Ecology: Habitation
Part Two, Ecology and environment of habitation.


Due to the productivity of the Lowland regions, food and resources have enabled the creation of small towns and cities. Whilst these are primitive in relation to the old imperial conurbations, they provide opportunity for manufacture and research that can achieve a higher level of technology and development than the more tradional smallholdings and cottage craft skills of the majority of clansfolk.They also provide a greater level of security against attacks from raiders and creatures.

The drawbacks to living in such built up environments include the need for a higher level of security in both defence and law enforcement. Political and administrative positions are neccessary to ensure the procurement and dispersal of adequate food and materials needed for the resident population to accomplish their daily tasks. Visitors, traders and spies can readily mingle with the local citizens and can cause a variety of problems for the governing body. Reliance on raw materials from outside the city, limits the growth of these places, as does the transport infrastructure. Only so much food can be moved before the number of carts exceeds the availability of forage and storage, and beyond a certain radius, the provisions will spoil. This access to food is the main limit to the placement of such large centres of population.

Defence of the city depends on the citizens and a standing guard force. This is usually enough to repel all aggressors, but even these strongholds have fallen in the past to invading armies, most recent examples include the Formorian invasion and the combined attacks on Rockholm.

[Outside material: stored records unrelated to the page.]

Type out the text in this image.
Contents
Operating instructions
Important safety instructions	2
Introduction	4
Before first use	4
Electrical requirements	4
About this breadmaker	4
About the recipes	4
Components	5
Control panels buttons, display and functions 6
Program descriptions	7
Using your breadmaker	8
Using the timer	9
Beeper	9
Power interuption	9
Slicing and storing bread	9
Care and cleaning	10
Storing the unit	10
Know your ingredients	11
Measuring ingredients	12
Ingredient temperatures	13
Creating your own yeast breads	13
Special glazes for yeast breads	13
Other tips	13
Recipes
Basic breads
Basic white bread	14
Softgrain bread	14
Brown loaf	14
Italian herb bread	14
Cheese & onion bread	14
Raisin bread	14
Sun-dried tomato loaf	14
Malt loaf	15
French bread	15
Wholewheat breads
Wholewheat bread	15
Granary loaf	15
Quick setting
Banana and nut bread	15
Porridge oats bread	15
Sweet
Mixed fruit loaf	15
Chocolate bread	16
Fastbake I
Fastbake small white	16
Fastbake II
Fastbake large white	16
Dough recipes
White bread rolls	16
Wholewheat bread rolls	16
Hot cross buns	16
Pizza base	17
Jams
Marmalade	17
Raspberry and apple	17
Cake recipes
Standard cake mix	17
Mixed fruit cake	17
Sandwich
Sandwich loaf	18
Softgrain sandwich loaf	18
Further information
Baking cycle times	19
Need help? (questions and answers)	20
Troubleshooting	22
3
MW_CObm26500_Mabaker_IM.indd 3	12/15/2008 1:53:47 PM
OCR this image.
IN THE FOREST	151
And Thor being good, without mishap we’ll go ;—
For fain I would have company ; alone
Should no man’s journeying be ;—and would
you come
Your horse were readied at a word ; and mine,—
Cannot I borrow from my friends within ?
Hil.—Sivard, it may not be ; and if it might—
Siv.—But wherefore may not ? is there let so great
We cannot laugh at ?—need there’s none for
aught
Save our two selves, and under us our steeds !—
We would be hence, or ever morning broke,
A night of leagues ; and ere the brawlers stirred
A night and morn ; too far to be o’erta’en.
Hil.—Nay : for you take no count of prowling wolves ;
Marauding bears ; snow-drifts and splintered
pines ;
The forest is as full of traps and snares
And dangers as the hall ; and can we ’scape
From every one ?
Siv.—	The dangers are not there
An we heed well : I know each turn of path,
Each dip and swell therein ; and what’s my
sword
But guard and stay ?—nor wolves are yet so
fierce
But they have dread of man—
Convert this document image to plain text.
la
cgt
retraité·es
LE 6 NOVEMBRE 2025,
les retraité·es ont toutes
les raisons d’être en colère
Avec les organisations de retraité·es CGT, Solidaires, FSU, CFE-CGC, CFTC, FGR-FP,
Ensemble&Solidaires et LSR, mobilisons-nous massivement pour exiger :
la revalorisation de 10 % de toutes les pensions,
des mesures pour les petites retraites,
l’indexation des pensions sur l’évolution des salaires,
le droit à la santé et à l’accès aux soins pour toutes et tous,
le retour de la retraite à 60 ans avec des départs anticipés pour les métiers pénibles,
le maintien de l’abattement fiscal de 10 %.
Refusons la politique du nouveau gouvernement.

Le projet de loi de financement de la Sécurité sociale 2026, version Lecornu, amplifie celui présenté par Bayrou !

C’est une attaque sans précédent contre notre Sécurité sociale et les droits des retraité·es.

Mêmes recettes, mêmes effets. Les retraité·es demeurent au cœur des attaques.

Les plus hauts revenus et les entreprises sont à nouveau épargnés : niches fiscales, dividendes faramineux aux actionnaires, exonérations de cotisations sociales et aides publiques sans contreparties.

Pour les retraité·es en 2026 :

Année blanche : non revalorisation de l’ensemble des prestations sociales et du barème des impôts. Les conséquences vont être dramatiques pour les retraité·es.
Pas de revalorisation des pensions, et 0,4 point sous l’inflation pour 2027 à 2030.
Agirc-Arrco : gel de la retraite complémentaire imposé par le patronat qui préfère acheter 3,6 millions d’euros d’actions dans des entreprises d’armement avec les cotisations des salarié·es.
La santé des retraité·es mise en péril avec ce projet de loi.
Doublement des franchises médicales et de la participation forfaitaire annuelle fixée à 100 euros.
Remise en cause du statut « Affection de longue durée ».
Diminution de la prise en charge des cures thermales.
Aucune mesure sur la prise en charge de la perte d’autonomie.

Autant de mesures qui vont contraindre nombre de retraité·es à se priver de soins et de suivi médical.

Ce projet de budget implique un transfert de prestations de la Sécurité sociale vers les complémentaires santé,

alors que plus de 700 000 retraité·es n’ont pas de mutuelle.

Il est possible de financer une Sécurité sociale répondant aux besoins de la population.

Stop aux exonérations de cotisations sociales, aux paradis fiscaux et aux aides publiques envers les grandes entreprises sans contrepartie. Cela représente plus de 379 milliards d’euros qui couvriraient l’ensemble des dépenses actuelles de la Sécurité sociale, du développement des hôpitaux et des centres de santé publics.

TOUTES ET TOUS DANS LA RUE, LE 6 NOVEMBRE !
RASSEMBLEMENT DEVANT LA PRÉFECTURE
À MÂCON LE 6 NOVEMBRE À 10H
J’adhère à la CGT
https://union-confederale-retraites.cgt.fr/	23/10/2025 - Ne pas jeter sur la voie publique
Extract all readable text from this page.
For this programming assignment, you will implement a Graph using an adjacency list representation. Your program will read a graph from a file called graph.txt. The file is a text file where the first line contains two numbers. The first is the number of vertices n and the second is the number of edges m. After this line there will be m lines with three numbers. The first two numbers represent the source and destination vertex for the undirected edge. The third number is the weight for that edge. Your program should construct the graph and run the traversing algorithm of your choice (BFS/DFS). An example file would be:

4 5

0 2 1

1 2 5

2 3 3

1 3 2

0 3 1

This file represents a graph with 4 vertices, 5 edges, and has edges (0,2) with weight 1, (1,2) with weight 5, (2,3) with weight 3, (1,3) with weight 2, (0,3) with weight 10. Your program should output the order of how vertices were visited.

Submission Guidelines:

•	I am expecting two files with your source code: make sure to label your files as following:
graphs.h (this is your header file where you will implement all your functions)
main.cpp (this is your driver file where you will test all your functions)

Elsewhere, the village is the largest community structure. More prevalent in the hill country, the coastal regions and the lowlands. The village is often centred around a specific resource, such as fishing or unusually arable land. Most have some level of fortification, with a central stronghold that outlying crofters and farmers can retreat to in times of need. Some villages are constructed on open water, each building connected to the land by an easily defended jetty or causway. Some villages are built inside a revetment of earth and stone and can develop into substantial hill forts. Most of these dunns contain a communal hall, for celebrations and resolution of disputes. Even the smallest village may have some sort of fortified hall as a final defensive structure. It is also noted that derelict towers and ancient fortresses are often converted into defensive villages, particularly in regions prone to attack from other species.

Where attacks are unlikely, such as the more heavily populated South, or close to the protection of a town, the village system can be replaced by individual crofts and farmsteads. Unfortunately, when these steadings are attacked, it is usually much harder for the inhabitants to successfully drive off or defeat the foe.

Interestingly enough, the highland clansmen also adopt the scattered croft approach, although there are some significant differences. Each steading is heavily fortified, often consisting of an outer wall and reinforced gate. There is sufficient space within to house the main croft and outbuildings, and there is often a higher number of people living in each extended family than those of the lowland clans. The bulk of these crofts are situated along the length of the glens. These highland valleys often run for many miles and frequently link up with other glens that branch throughout the mountains. Other highlanders prefer to build over water, or to create low two story towers of incredible thicknesses, sometimes living in the walls themselves, overwintering stock in the hollow centres. Due to the wildness of the landscape many hardy individuals construct low heather or grass roofed crofts, partly below ground, they blend into the remote background so effectively that they are almost impossible to locate. Only at major trading points and along the edges of some lochs do the highlanders construct the occasional village, and these are as heavily defended as any in the lowland or hill regions.

Throughout Caledonia there are many defensive strongholds, usually in the form of hillforts, that lie almost empty. These are used in times of war and also as temporary storage of surplus crops and meat. Local clan chieftains and lairds may occupy these places as temporary accomodation, using them as training centres, meeting places and trade posts.